Governador Brandão indica defensor público como interventor de Turilândia

Intervenção foi aprovada por unanimidade e aponta crise administrativa no município.
Brandão indica defensor público como interventor de Turilândia após decisão do TJMA
Agora, Thiago Josino será submetido à Assembleia Legislativa (Foto: Reprodução)

O governador do Maranhão, Carlos Brandão, anunciou nas redes sociais a indicação do defensor público Thiago Josino Carrilho de Arruda Macedo para exercer a função de interventor no município de Turilândia.

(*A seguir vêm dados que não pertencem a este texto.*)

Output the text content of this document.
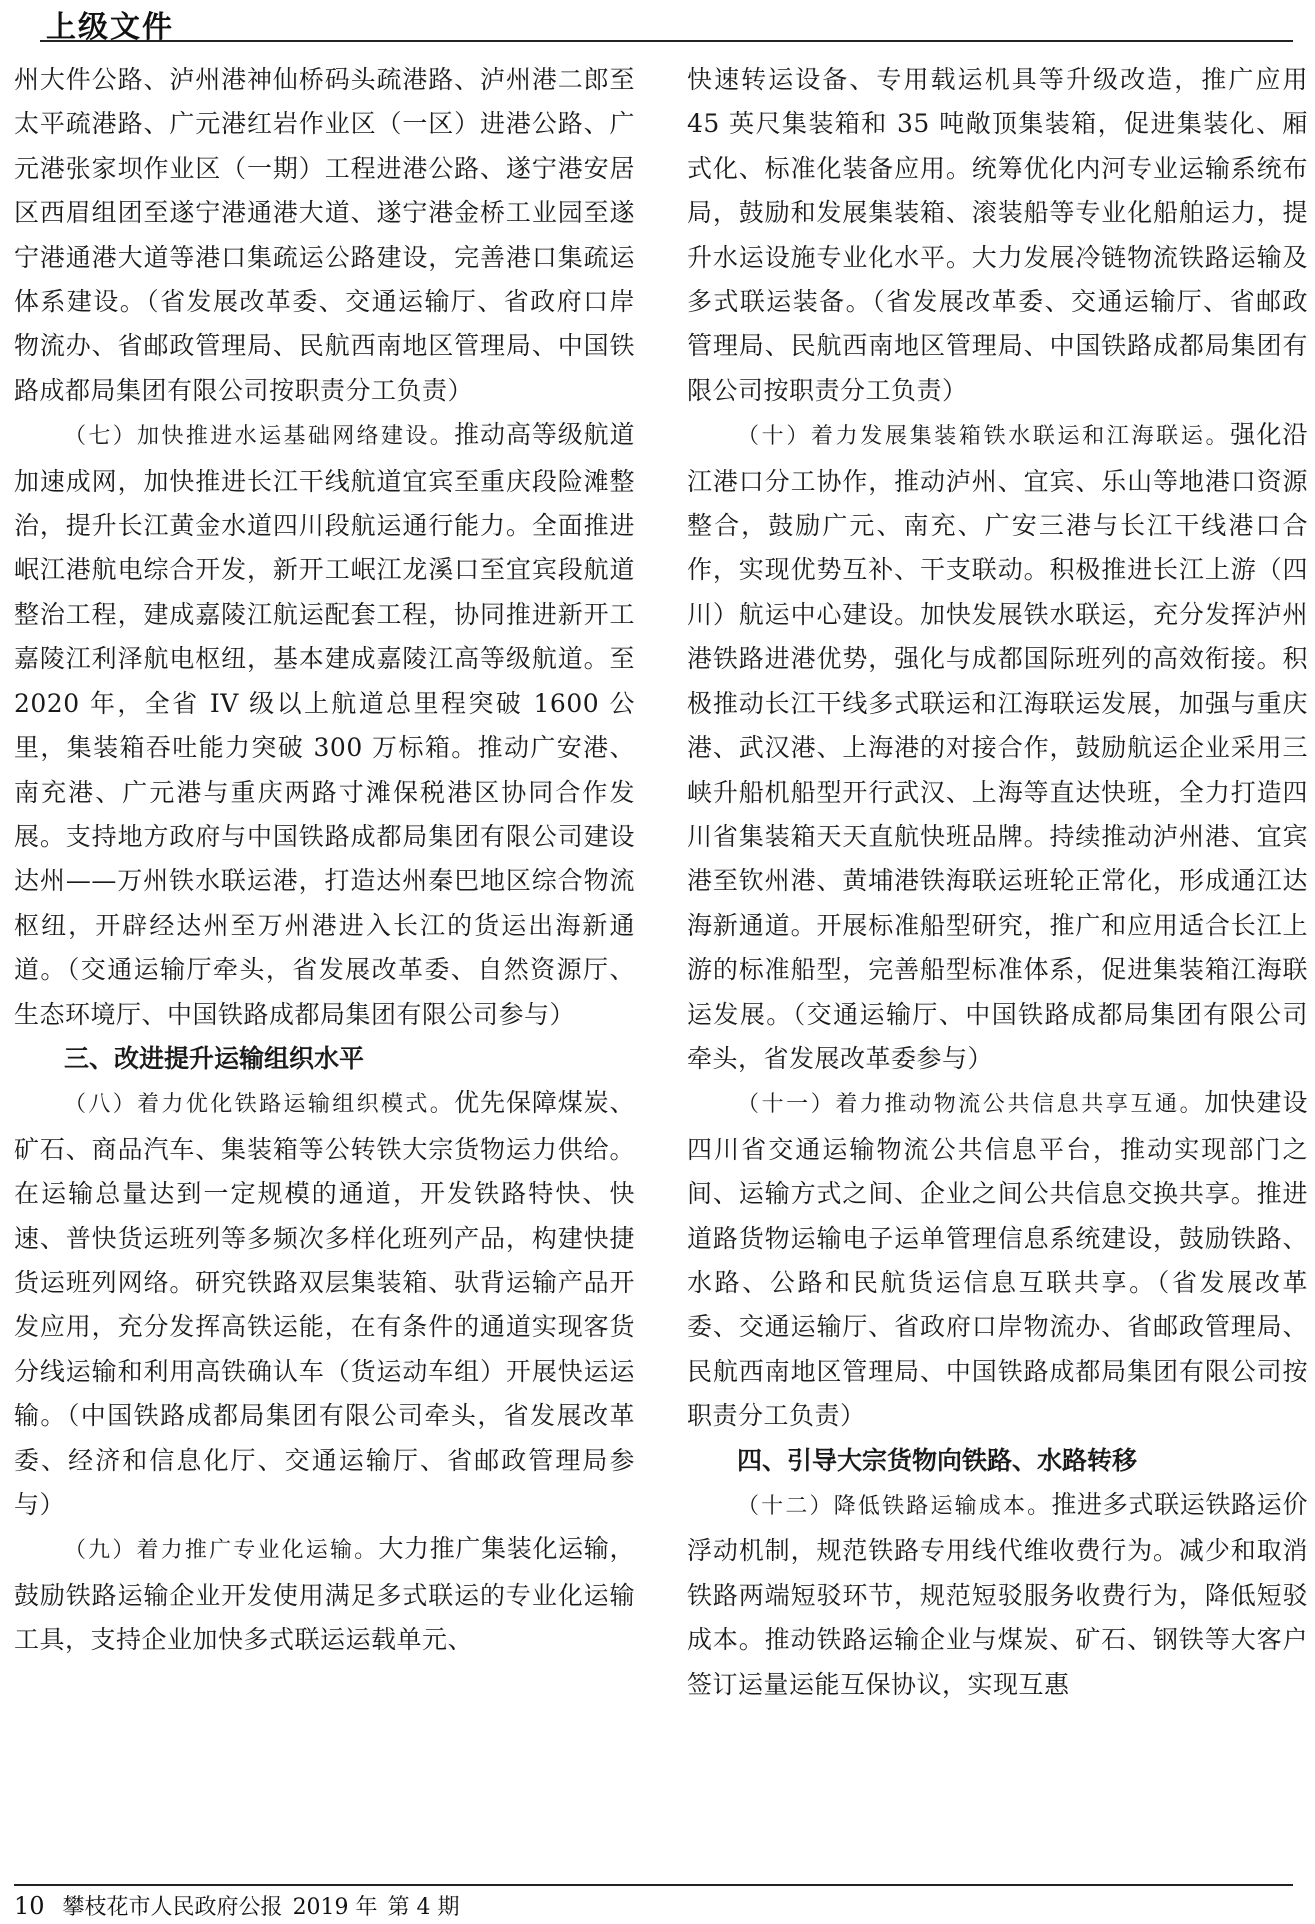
上级文件

州大件公路、泸州港神仙桥码头疏港路、泸州港二郎至太平疏港路、广元港红岩作业区（一区）进港公路、广元港张家坝作业区（一期）工程进港公路、遂宁港安居区西眉组团至遂宁港通港大道、遂宁港金桥工业园至遂宁港通港大道等港口集疏运公路建设，完善港口集疏运体系建设。（省发展改革委、交通运输厅、省政府口岸物流办、省邮政管理局、民航西南地区管理局、中国铁路成都局集团有限公司按职责分工负责）

（七）加快推进水运基础网络建设。推动高等级航道加速成网，加快推进长江干线航道宜宾至重庆段险滩整治，提升长江黄金水道四川段航运通行能力。全面推进岷江港航电综合开发，新开工岷江龙溪口至宜宾段航道整治工程，建成嘉陵江航运配套工程，协同推进新开工嘉陵江利泽航电枢纽，基本建成嘉陵江高等级航道。至 2020 年，全省 IV 级以上航道总里程突破 1600 公里，集装箱吞吐能力突破 300 万标箱。推动广安港、南充港、广元港与重庆两路寸滩保税港区协同合作发展。支持地方政府与中国铁路成都局集团有限公司建设达州——万州铁水联运港，打造达州秦巴地区综合物流枢纽，开辟经达州至万州港进入长江的货运出海新通道。（交通运输厅牵头，省发展改革委、自然资源厅、生态环境厅、中国铁路成都局集团有限公司参与）

三、改进提升运输组织水平

（八）着力优化铁路运输组织模式。优先保障煤炭、矿石、商品汽车、集装箱等公转铁大宗货物运力供给。在运输总量达到一定规模的通道，开发铁路特快、快速、普快货运班列等多频次多样化班列产品，构建快捷货运班列网络。研究铁路双层集装箱、驮背运输产品开发应用，充分发挥高铁运能，在有条件的通道实现客货分线运输和利用高铁确认车（货运动车组）开展快运运输。（中国铁路成都局集团有限公司牵头，省发展改革委、经济和信息化厅、交通运输厅、省邮政管理局参与）

（九）着力推广专业化运输。大力推广集装化运输，鼓励铁路运输企业开发使用满足多式联运的专业化运输工具，支持企业加快多式联运运载单元、

快速转运设备、专用载运机具等升级改造，推广应用 45 英尺集装箱和 35 吨敞顶集装箱，促进集装化、厢式化、标准化装备应用。统筹优化内河专业运输系统布局，鼓励和发展集装箱、滚装船等专业化船舶运力，提升水运设施专业化水平。大力发展冷链物流铁路运输及多式联运装备。（省发展改革委、交通运输厅、省邮政管理局、民航西南地区管理局、中国铁路成都局集团有限公司按职责分工负责）

（十）着力发展集装箱铁水联运和江海联运。强化沿江港口分工协作，推动泸州、宜宾、乐山等地港口资源整合，鼓励广元、南充、广安三港与长江干线港口合作，实现优势互补、干支联动。积极推进长江上游（四川）航运中心建设。加快发展铁水联运，充分发挥泸州港铁路进港优势，强化与成都国际班列的高效衔接。积极推动长江干线多式联运和江海联运发展，加强与重庆港、武汉港、上海港的对接合作，鼓励航运企业采用三峡升船机船型开行武汉、上海等直达快班，全力打造四川省集装箱天天直航快班品牌。持续推动泸州港、宜宾港至钦州港、黄埔港铁海联运班轮正常化，形成通江达海新通道。开展标准船型研究，推广和应用适合长江上游的标准船型，完善船型标准体系，促进集装箱江海联运发展。（交通运输厅、中国铁路成都局集团有限公司牵头，省发展改革委参与）

（十一）着力推动物流公共信息共享互通。加快建设四川省交通运输物流公共信息平台，推动实现部门之间、运输方式之间、企业之间公共信息交换共享。推进道路货物运输电子运单管理信息系统建设，鼓励铁路、水路、公路和民航货运信息互联共享。（省发展改革委、交通运输厅、省政府口岸物流办、省邮政管理局、民航西南地区管理局、中国铁路成都局集团有限公司按职责分工负责）

四、引导大宗货物向铁路、水路转移

（十二）降低铁路运输成本。推进多式联运铁路运价浮动机制，规范铁路专用线代维收费行为。减少和取消铁路两端短驳环节，规范短驳服务收费行为，降低短驳成本。推动铁路运输企业与煤炭、矿石、钢铁等大客户签订运量运能互保协议，实现互惠

10 攀枝花市人民政府公报 2019 年 第 4 期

O nome foi encaminhado à Assembleia Legislativa do Maranhão (Alema), que deverá analisar o decreto em sessão extraordinária.

Segundo Brandão, a escolha recaiu sobre um perfil técnico, com experiência na área pública, com o objetivo de restabelecer a normalidade administrativa e garantir a continuidade dos serviços essenciais à população.

“Informo que indiquei para interventor em Turilândia o defensor público Thiago Josino Carrilho de Arruda Macedo. Um perfil técnico e com experiência para tratar da situação administrativa do município. Enviei seu nome à Assembleia Legislativa, assegurando transparência, responsabilidade e o restabelecimento da normalidade dos serviços à população”.

A nomeação ocorre após o Tribunal de Justiça do Maranhão aprovar, por unanimidade, no último dia 23 de janeiro, a intervenção estadual no município pelo prazo inicial de 180 dias, podendo ser prorrogado. A medida foi solicitada pelo Ministério Público do Maranhão (MP-MA).


O que prevê a intervenção

Com a decisão, o interventor assumirá exclusivamente o Poder Executivo municipal, enquanto a Câmara de Vereadores continuará exercendo suas funções legislativas. O indicado deverá apresentar relatório detalhado da situação administrativa em até 90 dias.

O decreto formalizando a intervenção ainda será apreciado pela Assembleia Legislativa.


MP aponta ruptura institucional

Durante o julgamento no TJMA, o procurador-geral de Justiça, Danilo José de Castro Ferreira, afirmou que o caso ultrapassa falhas administrativas comuns e caracteriza uma “ruptura institucional”.

Segundo o Ministério Público, a gestão municipal teria sido capturada por organização criminosa, com práticas como desvio de recursos públicos, fraudes em licitações, descumprimento reiterado de decisões judiciais e tentativa de obstrução da Justiça.

O órgão também sustenta que as irregularidades comprometeram serviços essenciais nas áreas de saúde, educação, transporte e segurança pública, e que medidas judiciais anteriores — como prisões, afastamentos e bloqueios de bens — não foram suficientes para conter os problemas.


Denúncias criminais

No dia 19 de janeiro, o MP-MA apresentou denúncia contra o prefeito afastado Paulo Curió, além da vice-prefeita, da ex-vice-prefeita e de familiares. Entre os crimes imputados estão organização criminosa, peculato, fraude a licitações, corrupção passiva e lavagem de dinheiro.

Outras denúncias envolvendo vereadores e servidores públicos podem ser formalizadas nos próximos dias. Caso a Justiça aceite a denúncia, os investigados passarão à condição de réus.

A defesa de Tânya Karla informou que não irá se manifestar. Advogados de alguns familiares denunciados declararam que os investigados receberam a denúncia com tranquilidade e confiam no esclarecimento dos fatos no decorrer do processo. A reportagem segue tentando contato com as demais defesas citadas.


📌 Contexto político

A intervenção em Turilândia marca um dos episódios mais contundentes da atuação institucional do Estado em municípios maranhenses nos últimos anos, ampliando o debate sobre controle, fiscalização e responsabilidade na gestão pública.